The authentication happens through the Authorization header - as recommended by the Websocket RFC (more on how to authenticate can be found in the official docs).

All messages are parsed to determine the networks and dexes of interest of the one connecting. Clients can subscribe to as many networks and/or dexes as they're interested in - so long as they can handle the amount of data.

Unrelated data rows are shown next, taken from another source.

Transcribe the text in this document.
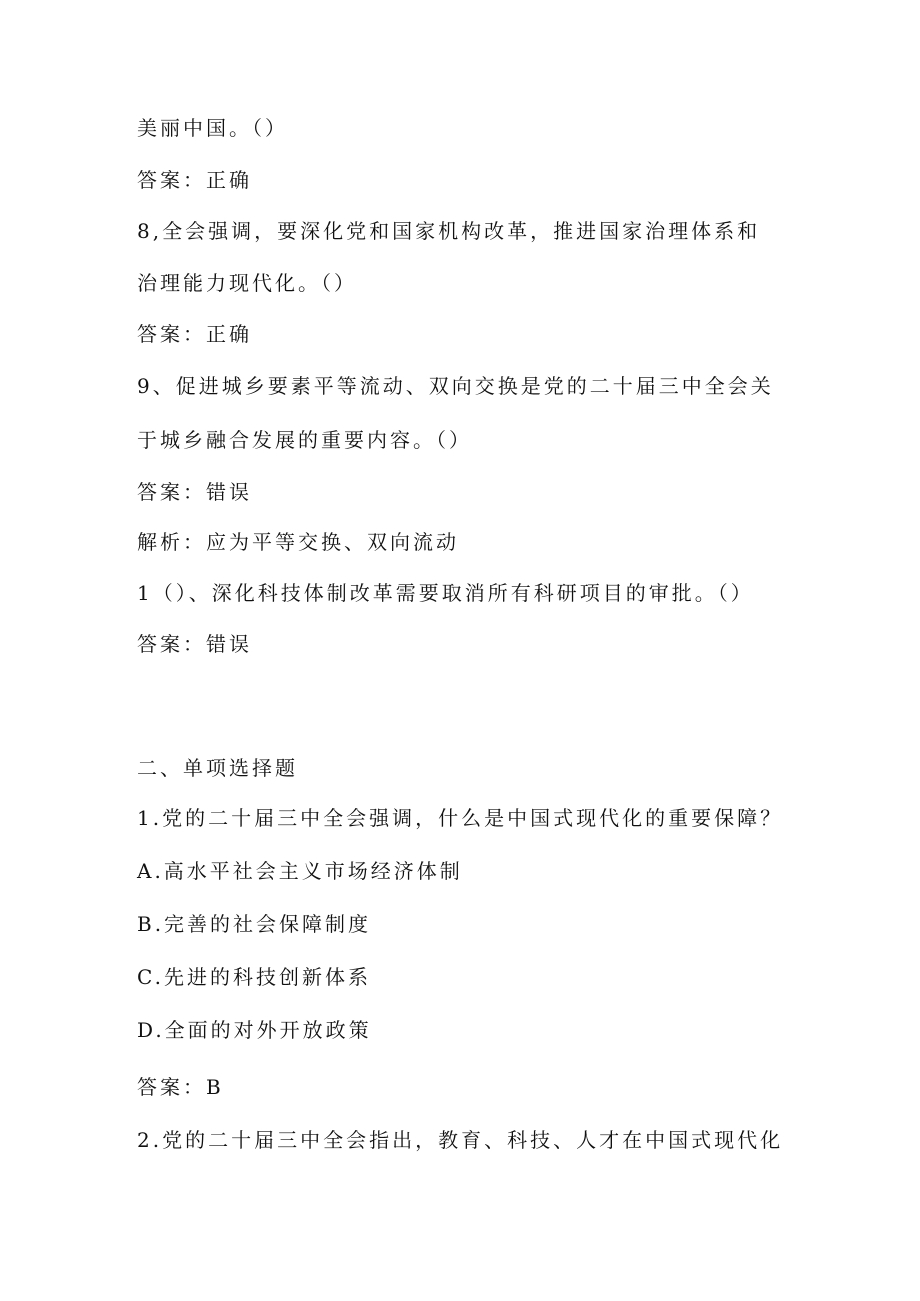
美丽中国。（）

答案：正确

8,全会强调，要深化党和国家机构改革，推进国家治理体系和

治理能力现代化。（）

答案：正确

9、促进城乡要素平等流动、双向交换是党的二十届三中全会关

于城乡融合发展的重要内容。（）

答案：错误

解析：应为平等交换、双向流动

1（）、深化科技体制改革需要取消所有科研项目的审批。（）

答案：错误

二、单项选择题

1.党的二十届三中全会强调，什么是中国式现代化的重要保障？

A.高水平社会主义市场经济体制

B.完善的社会保障制度

C.先进的科技创新体系

D.全面的对外开放政策

答案：B

2.党的二十届三中全会指出，教育、科技、人才在中国式现代化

impl StreamHandler<Result<ws::Message, ws::ProtocolError>> for ClientSession {
    fn handle(&mut self, msg: Result<ws::Message, ws::ProtocolError>, ctx: &mut Self::Context) {
        match msg {
            Ok(ws::Message::Ping(msg)) => {
                self.hb = Instant::now();
                ctx.pong(&msg);
            }
            Ok(ws::Message::Pong(_)) => {
                self.hb = Instant::now();
            }
            Ok(ws::Message::Text(txt)) => {
                match serde_json::from_str::<ClientPayload>(&txt) {
                    Ok(payload) => {
                        let information = self.information.clone();
                        let networks = parse_comma_separated_values(payload.networks);
                        let dex = parse_comma_separated_values(payload.dex);

                        match payload.method {
                            Method::Subscribe => {
                                self.server_addr.do_send(Subscribe {
                                    client_id: self.id,
                                    information: information.clone(),
                                    networks: networks.clone(),
                                    kind: payload.kind.unwrap_or_default(),
                                    dex: dex.clone(),
                                });
                            }
                            Method::Unsubscribe => {
                                self.server_addr.do_send(Unsubscribe {
                                    client_id: self.id,
                                    information: information.clone(),
                                    networks: networks.clone(),
                                    kind: payload.kind.unwrap_or_default(),
                                    dex: dex.clone(),
                                });
                            }
                        }
                    }
                    Err(_) => {
                        ctx.text(
                            json!({
                                "error": "Invalid Format. Please visit https://docs.polia.io for more information on how to format messages. Support is available at support@polia.io."
                            }).to_string()
                        );
                    }
                }
            }
            Ok(ws::Message::Binary(_)) => {}
            _ => (),
        }
    }
}

As previously outlined, the ETL-processed logs are propagated to an append-only stream in Redis. This allows the DEFI actor to maintain an event loop with connection to Redis, thereby accessing the newest events from the latest block. Running the node ETL as a standalone process, rather than directly integrating its responsibilities into the websocket-gateway, offers several advantages:

It enables easy scaling of the number of websocket instances running simultaneously (redis's append-only logs can be consumed by multiple entities).
It prevents an exponential increase in node event consumption. This is particularly crucial when using an RPC provider like Infura, especially when integrating multiple networks. While running dedicated nodes can alleviate this to some extent, relying solely on external RPC providers for multi-network integration can lead to significant consumption-related challenges.
The setup allows for the utilisation of real-time events by processes that offer additional functionality and flexibility.